Andy Shaughnessy: What are your customers’ biggest challenges in designing rigid-flex?
David Wiens: Engineering teams have designed advanced rigid-flex products for years using a series of workarounds to their EDA tools, often verifying with paper dolls. Rigid-flex designs require advanced stackup constructs (e.g., multiple outlines, each with its own stackup, and new materials). There are also additional rules that need to be applied, including bend/fold control with collision clearances, curve routing with arcs and teardrops, hatched plane fill shapes, component placement limits in flex areas, and fabrication rules around board stiffeners and coverlays. The workarounds naturally take longer to implement and often result in errors because the design must be checked manually. This can lead to a non-optimized product because once something is designed, nobody wants to go back and make ECOs. Some errors, such as copper micro-cracks, create long-term product reliability issues. Manufacturing is also a challenge. Design teams must align with their manufacturer to understand the costs of different rigid-flex structures—costs can go up quickly—and optimize the hand-off from design to manufacturing.
Shaughnessy: Tell us about the rigid-flex design capabilities in the latest versions of Mentor’s tools.
Wiens: Our solution supports flex, rigid, or rigid-flex with a common set of functionality. Native support for flex/rigid-flex extends across the flow, from initial stackup definition through design validation and manufacturing outputs, eliminating time-consuming workarounds.

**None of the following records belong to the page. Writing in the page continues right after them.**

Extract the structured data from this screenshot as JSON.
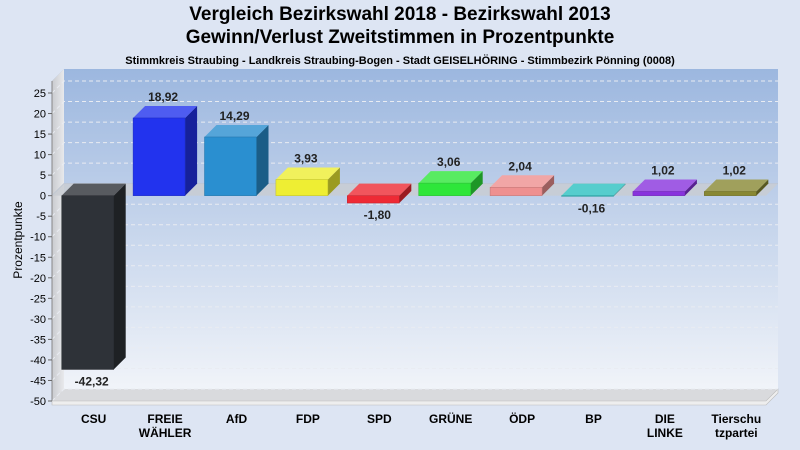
{
  "title": "Vergleich Bezirkswahl 2018 - Bezirkswahl 2013",
  "subtitle": "Gewinn/Verlust Zweitstimmen in Prozentpunkte",
  "region": "Stimmkreis Straubing - Landkreis Straubing-Bogen - Stadt GEISELHÖRING - Stimmbezirk Pönning (0008)",
  "chart_data": {
    "type": "bar",
    "title": "Vergleich Bezirkswahl 2018 - Bezirkswahl 2013",
    "subtitle": "Gewinn/Verlust Zweitstimmen in Prozentpunkte",
    "ylabel": "Prozentpunkte",
    "xlabel": "",
    "ylim": [
      -50,
      25
    ],
    "yticks": [
      25,
      20,
      15,
      10,
      5,
      0,
      -5,
      -10,
      -15,
      -20,
      -25,
      -30,
      -35,
      -40,
      -45,
      -50
    ],
    "grid": true,
    "categories": [
      [
        "CSU"
      ],
      [
        "FREIE",
        "WÄHLER"
      ],
      [
        "AfD"
      ],
      [
        "FDP"
      ],
      [
        "SPD"
      ],
      [
        "GRÜNE"
      ],
      [
        "ÖDP"
      ],
      [
        "BP"
      ],
      [
        "DIE",
        "LINKE"
      ],
      [
        "Tierschu",
        "tzpartei"
      ]
    ],
    "values": [
      -42.32,
      18.92,
      14.29,
      3.93,
      -1.8,
      3.06,
      2.04,
      -0.16,
      1.02,
      1.02
    ],
    "labels": [
      "-42,32",
      "18,92",
      "14,29",
      "3,93",
      "-1,80",
      "3,06",
      "2,04",
      "-0,16",
      "1,02",
      "1,02"
    ],
    "colors": [
      "#2e3238",
      "#2233ee",
      "#2a8fd0",
      "#eeee33",
      "#ee2a35",
      "#2ee63a",
      "#ee9090",
      "#2cc0c0",
      "#8833dd",
      "#888833"
    ]
  }
}
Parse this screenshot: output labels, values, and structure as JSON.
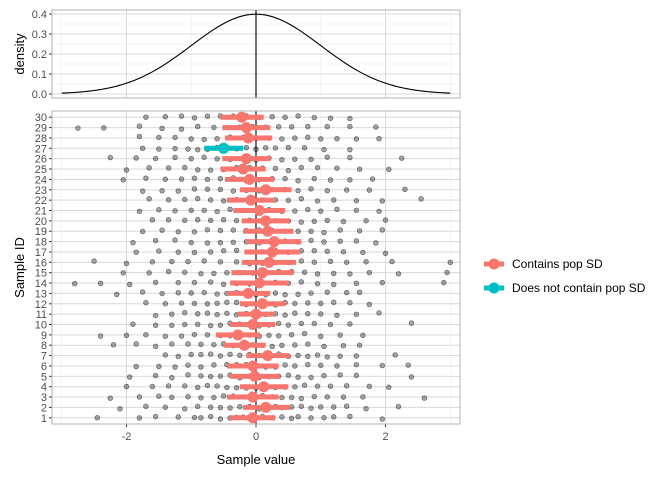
{
  "colors": {
    "contains": "#F8766D",
    "not_contains": "#00BFC4",
    "points": "#000000",
    "grid_major": "#d9d9d9",
    "grid_minor": "#ebebeb",
    "panel_border": "#b3b3b3",
    "axis_text": "#4d4d4d"
  },
  "chart_data": [
    {
      "type": "line",
      "ylabel": "density",
      "xlim": [
        -3.15,
        3.15
      ],
      "ylim": [
        -0.02,
        0.42
      ],
      "yticks": [
        0.0,
        0.1,
        0.2,
        0.3,
        0.4
      ],
      "ytick_labels": [
        "0.0",
        "0.1",
        "0.2",
        "0.3",
        "0.4"
      ],
      "curve": "standard normal density",
      "x": [
        -3.0,
        -2.75,
        -2.5,
        -2.25,
        -2.0,
        -1.75,
        -1.5,
        -1.25,
        -1.0,
        -0.75,
        -0.5,
        -0.25,
        0.0,
        0.25,
        0.5,
        0.75,
        1.0,
        1.25,
        1.5,
        1.75,
        2.0,
        2.25,
        2.5,
        2.75,
        3.0
      ],
      "y": [
        0.004,
        0.009,
        0.018,
        0.032,
        0.054,
        0.086,
        0.13,
        0.183,
        0.242,
        0.301,
        0.352,
        0.387,
        0.399,
        0.387,
        0.352,
        0.301,
        0.242,
        0.183,
        0.13,
        0.086,
        0.054,
        0.032,
        0.018,
        0.009,
        0.004
      ],
      "vline_x": 0,
      "grid": true
    },
    {
      "type": "scatter",
      "xlabel": "Sample value",
      "ylabel": "Sample ID",
      "xlim": [
        -3.15,
        3.15
      ],
      "ylim": [
        0.4,
        30.6
      ],
      "xticks": [
        -2,
        0,
        2
      ],
      "xtick_labels": [
        "-2",
        "0",
        "2"
      ],
      "sample_ids": [
        "1",
        "2",
        "3",
        "4",
        "5",
        "6",
        "7",
        "8",
        "9",
        "10",
        "11",
        "12",
        "13",
        "14",
        "15",
        "16",
        "17",
        "18",
        "19",
        "20",
        "21",
        "22",
        "23",
        "24",
        "25",
        "26",
        "27",
        "28",
        "29",
        "30"
      ],
      "vline_x": 0,
      "grid": true,
      "legend": {
        "placement": "right",
        "entries": [
          {
            "key": "contains",
            "label": "Contains pop SD"
          },
          {
            "key": "not_contains",
            "label": "Does not contain pop SD"
          }
        ]
      },
      "intervals": [
        {
          "id": 1,
          "mean": -0.05,
          "lo": -0.4,
          "hi": 0.3,
          "group": "contains"
        },
        {
          "id": 2,
          "mean": 0.15,
          "lo": -0.2,
          "hi": 0.52,
          "group": "contains"
        },
        {
          "id": 3,
          "mean": -0.05,
          "lo": -0.45,
          "hi": 0.35,
          "group": "contains"
        },
        {
          "id": 4,
          "mean": 0.12,
          "lo": -0.25,
          "hi": 0.5,
          "group": "contains"
        },
        {
          "id": 5,
          "mean": -0.02,
          "lo": -0.4,
          "hi": 0.36,
          "group": "contains"
        },
        {
          "id": 6,
          "mean": -0.05,
          "lo": -0.45,
          "hi": 0.35,
          "group": "contains"
        },
        {
          "id": 7,
          "mean": 0.18,
          "lo": -0.15,
          "hi": 0.52,
          "group": "contains"
        },
        {
          "id": 8,
          "mean": -0.18,
          "lo": -0.5,
          "hi": 0.15,
          "group": "contains"
        },
        {
          "id": 9,
          "mean": -0.28,
          "lo": -0.62,
          "hi": 0.06,
          "group": "contains"
        },
        {
          "id": 10,
          "mean": -0.05,
          "lo": -0.4,
          "hi": 0.3,
          "group": "contains"
        },
        {
          "id": 11,
          "mean": 0.0,
          "lo": -0.28,
          "hi": 0.28,
          "group": "contains"
        },
        {
          "id": 12,
          "mean": 0.1,
          "lo": -0.25,
          "hi": 0.45,
          "group": "contains"
        },
        {
          "id": 13,
          "mean": -0.12,
          "lo": -0.45,
          "hi": 0.22,
          "group": "contains"
        },
        {
          "id": 14,
          "mean": 0.05,
          "lo": -0.4,
          "hi": 0.5,
          "group": "contains"
        },
        {
          "id": 15,
          "mean": 0.1,
          "lo": -0.38,
          "hi": 0.58,
          "group": "contains"
        },
        {
          "id": 16,
          "mean": 0.2,
          "lo": -0.22,
          "hi": 0.62,
          "group": "contains"
        },
        {
          "id": 17,
          "mean": 0.25,
          "lo": -0.18,
          "hi": 0.68,
          "group": "contains"
        },
        {
          "id": 18,
          "mean": 0.28,
          "lo": -0.15,
          "hi": 0.7,
          "group": "contains"
        },
        {
          "id": 19,
          "mean": 0.18,
          "lo": -0.2,
          "hi": 0.58,
          "group": "contains"
        },
        {
          "id": 20,
          "mean": 0.15,
          "lo": -0.22,
          "hi": 0.52,
          "group": "contains"
        },
        {
          "id": 21,
          "mean": 0.05,
          "lo": -0.35,
          "hi": 0.45,
          "group": "contains"
        },
        {
          "id": 22,
          "mean": -0.08,
          "lo": -0.45,
          "hi": 0.28,
          "group": "contains"
        },
        {
          "id": 23,
          "mean": 0.15,
          "lo": -0.25,
          "hi": 0.55,
          "group": "contains"
        },
        {
          "id": 24,
          "mean": -0.1,
          "lo": -0.48,
          "hi": 0.28,
          "group": "contains"
        },
        {
          "id": 25,
          "mean": -0.2,
          "lo": -0.55,
          "hi": 0.15,
          "group": "contains"
        },
        {
          "id": 26,
          "mean": -0.15,
          "lo": -0.52,
          "hi": 0.22,
          "group": "contains"
        },
        {
          "id": 27,
          "mean": -0.5,
          "lo": -0.8,
          "hi": -0.2,
          "group": "not_contains"
        },
        {
          "id": 28,
          "mean": -0.12,
          "lo": -0.48,
          "hi": 0.25,
          "group": "contains"
        },
        {
          "id": 29,
          "mean": -0.15,
          "lo": -0.52,
          "hi": 0.22,
          "group": "contains"
        },
        {
          "id": 30,
          "mean": -0.22,
          "lo": -0.55,
          "hi": 0.12,
          "group": "contains"
        }
      ],
      "samples": [
        {
          "id": 1,
          "values": [
            -2.45,
            -1.8,
            -1.55,
            -1.2,
            -0.95,
            -0.85,
            -0.7,
            -0.55,
            -0.4,
            -0.3,
            -0.2,
            -0.1,
            0.0,
            0.1,
            0.25,
            0.4,
            0.55,
            0.65,
            0.85,
            1.05,
            1.2,
            1.45,
            1.95
          ]
        },
        {
          "id": 2,
          "values": [
            -2.1,
            -1.7,
            -1.4,
            -1.1,
            -0.9,
            -0.7,
            -0.55,
            -0.4,
            -0.25,
            -0.1,
            0.05,
            0.15,
            0.3,
            0.4,
            0.55,
            0.7,
            0.85,
            1.0,
            1.2,
            1.4,
            1.7,
            2.2
          ]
        },
        {
          "id": 3,
          "values": [
            -2.25,
            -1.8,
            -1.5,
            -1.3,
            -1.05,
            -0.85,
            -0.65,
            -0.5,
            -0.35,
            -0.2,
            -0.05,
            0.1,
            0.25,
            0.4,
            0.55,
            0.7,
            0.9,
            1.1,
            1.35,
            1.65,
            2.6
          ]
        },
        {
          "id": 4,
          "values": [
            -2.0,
            -1.6,
            -1.35,
            -1.1,
            -0.9,
            -0.75,
            -0.6,
            -0.45,
            -0.3,
            -0.15,
            0.0,
            0.15,
            0.3,
            0.45,
            0.6,
            0.75,
            0.95,
            1.15,
            1.4,
            1.75,
            2.05
          ]
        },
        {
          "id": 5,
          "values": [
            -1.95,
            -1.55,
            -1.3,
            -1.05,
            -0.85,
            -0.7,
            -0.55,
            -0.4,
            -0.25,
            -0.1,
            0.05,
            0.2,
            0.35,
            0.5,
            0.65,
            0.85,
            1.05,
            1.3,
            1.55,
            2.4
          ]
        },
        {
          "id": 6,
          "values": [
            -1.85,
            -1.5,
            -1.25,
            -1.05,
            -0.85,
            -0.65,
            -0.45,
            -0.3,
            -0.15,
            0.0,
            0.15,
            0.3,
            0.45,
            0.6,
            0.8,
            1.0,
            1.25,
            1.55,
            1.95,
            2.35
          ]
        },
        {
          "id": 7,
          "values": [
            -1.4,
            -1.2,
            -1.0,
            -0.85,
            -0.7,
            -0.55,
            -0.4,
            -0.25,
            -0.1,
            0.05,
            0.2,
            0.35,
            0.5,
            0.65,
            0.8,
            0.95,
            1.1,
            1.3,
            1.55,
            2.15
          ]
        },
        {
          "id": 8,
          "values": [
            -2.2,
            -1.85,
            -1.55,
            -1.3,
            -1.05,
            -0.85,
            -0.65,
            -0.5,
            -0.35,
            -0.2,
            -0.05,
            0.1,
            0.25,
            0.4,
            0.6,
            0.8,
            1.05,
            1.35,
            1.6
          ]
        },
        {
          "id": 9,
          "values": [
            -2.4,
            -2.0,
            -1.7,
            -1.4,
            -1.15,
            -0.95,
            -0.75,
            -0.55,
            -0.4,
            -0.25,
            -0.1,
            0.05,
            0.2,
            0.35,
            0.55,
            0.75,
            1.0,
            1.3,
            1.65
          ]
        },
        {
          "id": 10,
          "values": [
            -1.9,
            -1.55,
            -1.3,
            -1.1,
            -0.9,
            -0.7,
            -0.55,
            -0.4,
            -0.25,
            -0.1,
            0.05,
            0.2,
            0.35,
            0.5,
            0.7,
            0.9,
            1.15,
            1.45,
            2.4
          ]
        },
        {
          "id": 11,
          "values": [
            -1.55,
            -1.3,
            -1.1,
            -0.9,
            -0.75,
            -0.6,
            -0.45,
            -0.3,
            -0.15,
            0.0,
            0.15,
            0.3,
            0.45,
            0.6,
            0.8,
            1.0,
            1.25,
            1.55,
            1.9
          ]
        },
        {
          "id": 12,
          "values": [
            -1.7,
            -1.4,
            -1.15,
            -0.95,
            -0.75,
            -0.6,
            -0.45,
            -0.3,
            -0.15,
            0.0,
            0.15,
            0.3,
            0.45,
            0.6,
            0.8,
            1.0,
            1.2,
            1.45,
            1.75
          ]
        },
        {
          "id": 13,
          "values": [
            -2.15,
            -1.75,
            -1.45,
            -1.2,
            -1.0,
            -0.8,
            -0.6,
            -0.45,
            -0.3,
            -0.15,
            0.0,
            0.15,
            0.3,
            0.45,
            0.65,
            0.85,
            1.1,
            1.4,
            1.6
          ]
        },
        {
          "id": 14,
          "values": [
            -2.8,
            -2.4,
            -1.95,
            -1.55,
            -1.2,
            -0.95,
            -0.7,
            -0.5,
            -0.3,
            -0.1,
            0.1,
            0.3,
            0.5,
            0.7,
            0.95,
            1.2,
            1.55,
            1.95,
            2.9
          ]
        },
        {
          "id": 15,
          "values": [
            -2.05,
            -1.65,
            -1.35,
            -1.1,
            -0.85,
            -0.65,
            -0.45,
            -0.25,
            -0.05,
            0.15,
            0.35,
            0.55,
            0.75,
            0.95,
            1.2,
            1.45,
            1.75,
            2.2,
            2.95
          ]
        },
        {
          "id": 16,
          "values": [
            -2.5,
            -2.0,
            -1.6,
            -1.3,
            -1.05,
            -0.8,
            -0.55,
            -0.3,
            -0.1,
            0.1,
            0.3,
            0.5,
            0.7,
            0.9,
            1.15,
            1.4,
            1.7,
            2.1,
            3.0
          ]
        },
        {
          "id": 17,
          "values": [
            -1.85,
            -1.5,
            -1.2,
            -0.95,
            -0.7,
            -0.5,
            -0.3,
            -0.1,
            0.1,
            0.3,
            0.5,
            0.7,
            0.9,
            1.1,
            1.35,
            1.65,
            2.0
          ]
        },
        {
          "id": 18,
          "values": [
            -1.9,
            -1.55,
            -1.25,
            -1.0,
            -0.75,
            -0.55,
            -0.35,
            -0.15,
            0.05,
            0.25,
            0.45,
            0.65,
            0.85,
            1.05,
            1.3,
            1.55,
            1.85
          ]
        },
        {
          "id": 19,
          "values": [
            -1.75,
            -1.45,
            -1.2,
            -0.95,
            -0.75,
            -0.55,
            -0.35,
            -0.15,
            0.05,
            0.25,
            0.45,
            0.65,
            0.85,
            1.05,
            1.3,
            1.6,
            1.95
          ]
        },
        {
          "id": 20,
          "values": [
            -1.6,
            -1.35,
            -1.1,
            -0.9,
            -0.7,
            -0.5,
            -0.3,
            -0.1,
            0.1,
            0.3,
            0.5,
            0.7,
            0.9,
            1.1,
            1.35,
            1.7,
            2.0
          ]
        },
        {
          "id": 21,
          "values": [
            -1.8,
            -1.5,
            -1.25,
            -1.0,
            -0.8,
            -0.6,
            -0.4,
            -0.2,
            0.0,
            0.2,
            0.4,
            0.6,
            0.8,
            1.0,
            1.25,
            1.55,
            1.9
          ]
        },
        {
          "id": 22,
          "values": [
            -1.65,
            -1.35,
            -1.1,
            -0.9,
            -0.7,
            -0.5,
            -0.3,
            -0.1,
            0.1,
            0.3,
            0.5,
            0.7,
            0.95,
            1.2,
            1.55,
            1.95,
            2.55
          ]
        },
        {
          "id": 23,
          "values": [
            -1.75,
            -1.45,
            -1.2,
            -0.95,
            -0.75,
            -0.55,
            -0.35,
            -0.15,
            0.05,
            0.25,
            0.45,
            0.65,
            0.85,
            1.1,
            1.4,
            1.75,
            2.3
          ]
        },
        {
          "id": 24,
          "values": [
            -2.05,
            -1.7,
            -1.4,
            -1.15,
            -0.95,
            -0.75,
            -0.55,
            -0.35,
            -0.15,
            0.05,
            0.25,
            0.45,
            0.65,
            0.9,
            1.15,
            1.45,
            1.8
          ]
        },
        {
          "id": 25,
          "values": [
            -2.0,
            -1.65,
            -1.35,
            -1.1,
            -0.9,
            -0.7,
            -0.5,
            -0.3,
            -0.1,
            0.1,
            0.3,
            0.5,
            0.7,
            0.95,
            1.25,
            1.6,
            2.05
          ]
        },
        {
          "id": 26,
          "values": [
            -2.25,
            -1.85,
            -1.55,
            -1.25,
            -1.0,
            -0.8,
            -0.6,
            -0.4,
            -0.2,
            0.0,
            0.2,
            0.4,
            0.6,
            0.85,
            1.1,
            1.45,
            2.25
          ]
        },
        {
          "id": 27,
          "values": [
            -1.75,
            -1.5,
            -1.25,
            -1.05,
            -0.9,
            -0.75,
            -0.6,
            -0.45,
            -0.3,
            -0.15,
            0.0,
            0.15,
            0.3,
            0.5,
            0.75,
            1.05,
            1.45
          ]
        },
        {
          "id": 28,
          "values": [
            -1.8,
            -1.5,
            -1.25,
            -1.0,
            -0.8,
            -0.6,
            -0.4,
            -0.2,
            0.0,
            0.2,
            0.4,
            0.6,
            0.8,
            1.0,
            1.25,
            1.55,
            1.9
          ]
        },
        {
          "id": 29,
          "values": [
            -2.75,
            -2.35,
            -1.8,
            -1.45,
            -1.15,
            -0.9,
            -0.65,
            -0.45,
            -0.25,
            -0.05,
            0.15,
            0.35,
            0.55,
            0.8,
            1.1,
            1.45,
            1.85
          ]
        },
        {
          "id": 30,
          "values": [
            -1.7,
            -1.4,
            -1.15,
            -0.95,
            -0.75,
            -0.55,
            -0.35,
            -0.15,
            0.05,
            0.25,
            0.45,
            0.65,
            0.9,
            1.15,
            1.45
          ]
        }
      ]
    }
  ]
}
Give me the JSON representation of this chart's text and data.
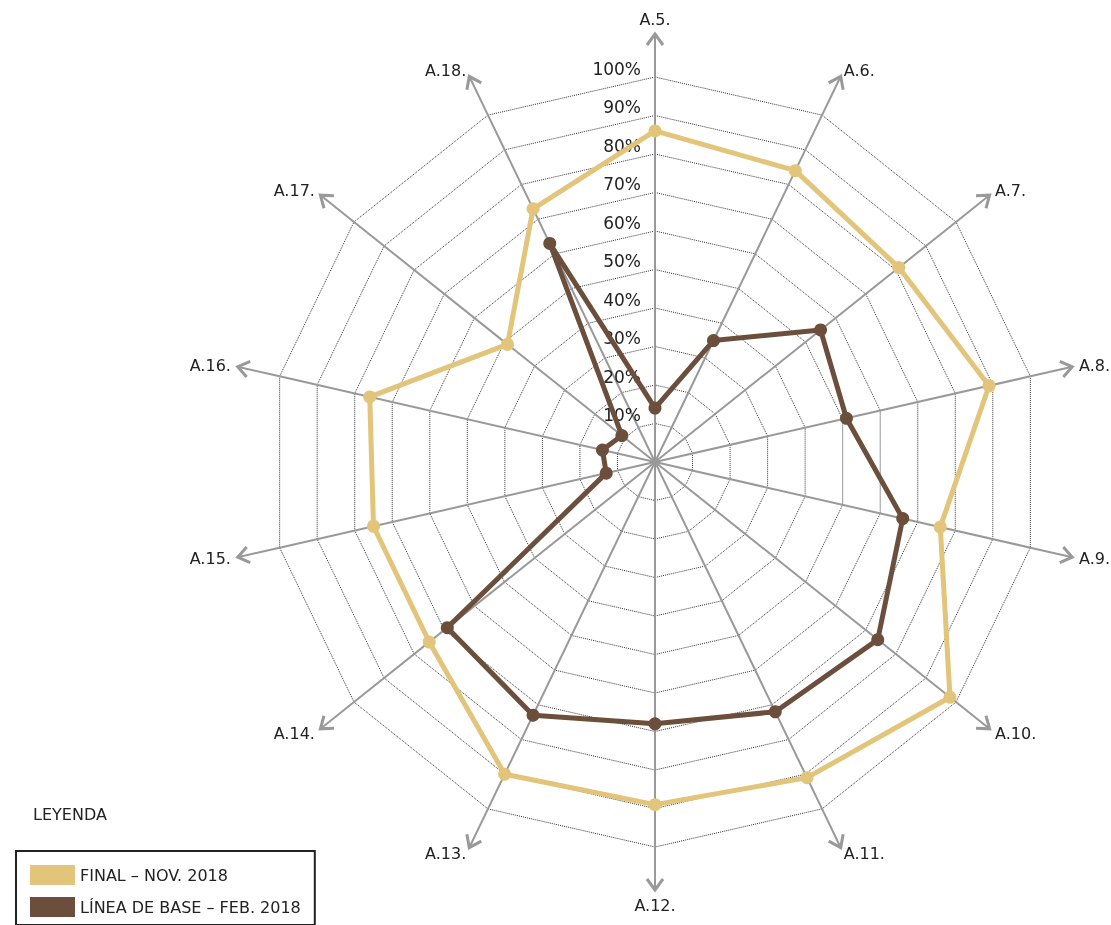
{
  "chart_data": {
    "type": "radar",
    "legend_title": "LEYENDA",
    "categories": [
      "A.5.",
      "A.6.",
      "A.7.",
      "A.8.",
      "A.9.",
      "A.10.",
      "A.11.",
      "A.12.",
      "A.13.",
      "A.14.",
      "A.15.",
      "A.16.",
      "A.17.",
      "A.18."
    ],
    "series": [
      {
        "name": "FINAL – NOV. 2018",
        "color": "#e2c47a",
        "values": [
          86,
          84,
          81,
          89,
          76,
          98,
          91,
          89,
          90,
          75,
          75,
          76,
          49,
          73
        ]
      },
      {
        "name": "LÍNEA DE BASE – FEB. 2018",
        "color": "#6b4f3c",
        "values": [
          14,
          35,
          55,
          51,
          66,
          74,
          72,
          68,
          73,
          69,
          13,
          14,
          11,
          63
        ]
      }
    ],
    "ylim": [
      0,
      100
    ],
    "yticks": [
      {
        "value": 10,
        "label": "10%"
      },
      {
        "value": 20,
        "label": "20%"
      },
      {
        "value": 30,
        "label": "30%"
      },
      {
        "value": 40,
        "label": "40%"
      },
      {
        "value": 50,
        "label": "50%"
      },
      {
        "value": 60,
        "label": "60%"
      },
      {
        "value": 70,
        "label": "70%"
      },
      {
        "value": 80,
        "label": "80%"
      },
      {
        "value": 90,
        "label": "90%"
      },
      {
        "value": 100,
        "label": "100%"
      }
    ],
    "grid": true,
    "legend": "bottom left",
    "marker": "circle",
    "line_style": "solid"
  }
}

It starts with an independent stackup for each rigid or flex element; these can easily be modified or overlapped. This approach limits the board outline and stackup modifications necessary when the shape of the board changes. With flex stackups, there are additional materials and layer types to model, such as cover layers, stiffeners, and adhesives. These materials are intelligent and are understood at design verification as well as the hand-off to manufacturing. Control of where bends occur is critical, so a bend area object defines the location, radius, angle, and origin. Attributes also define placement, routing (e.g., via utilization, trace corners, trace width changes, etc.) and plane metal (e.g., hatch/cross-hatch) rules in the area.
For place and route, each rigid-flex area has its own external/internal layers, so parts can be placed on any external layer (including flex regions and/or in cavities) with appropriate pads and openings automatically handled. During routing, true arcs are utilized to minimize stress fractures in flex regions, and they adhere to the constraint-driven, correct-by-design methodology for which we’re known. Curved teardrops are automatically generated and maintained dynamically. Due to the automation throughout layout, design changes are easy and safe.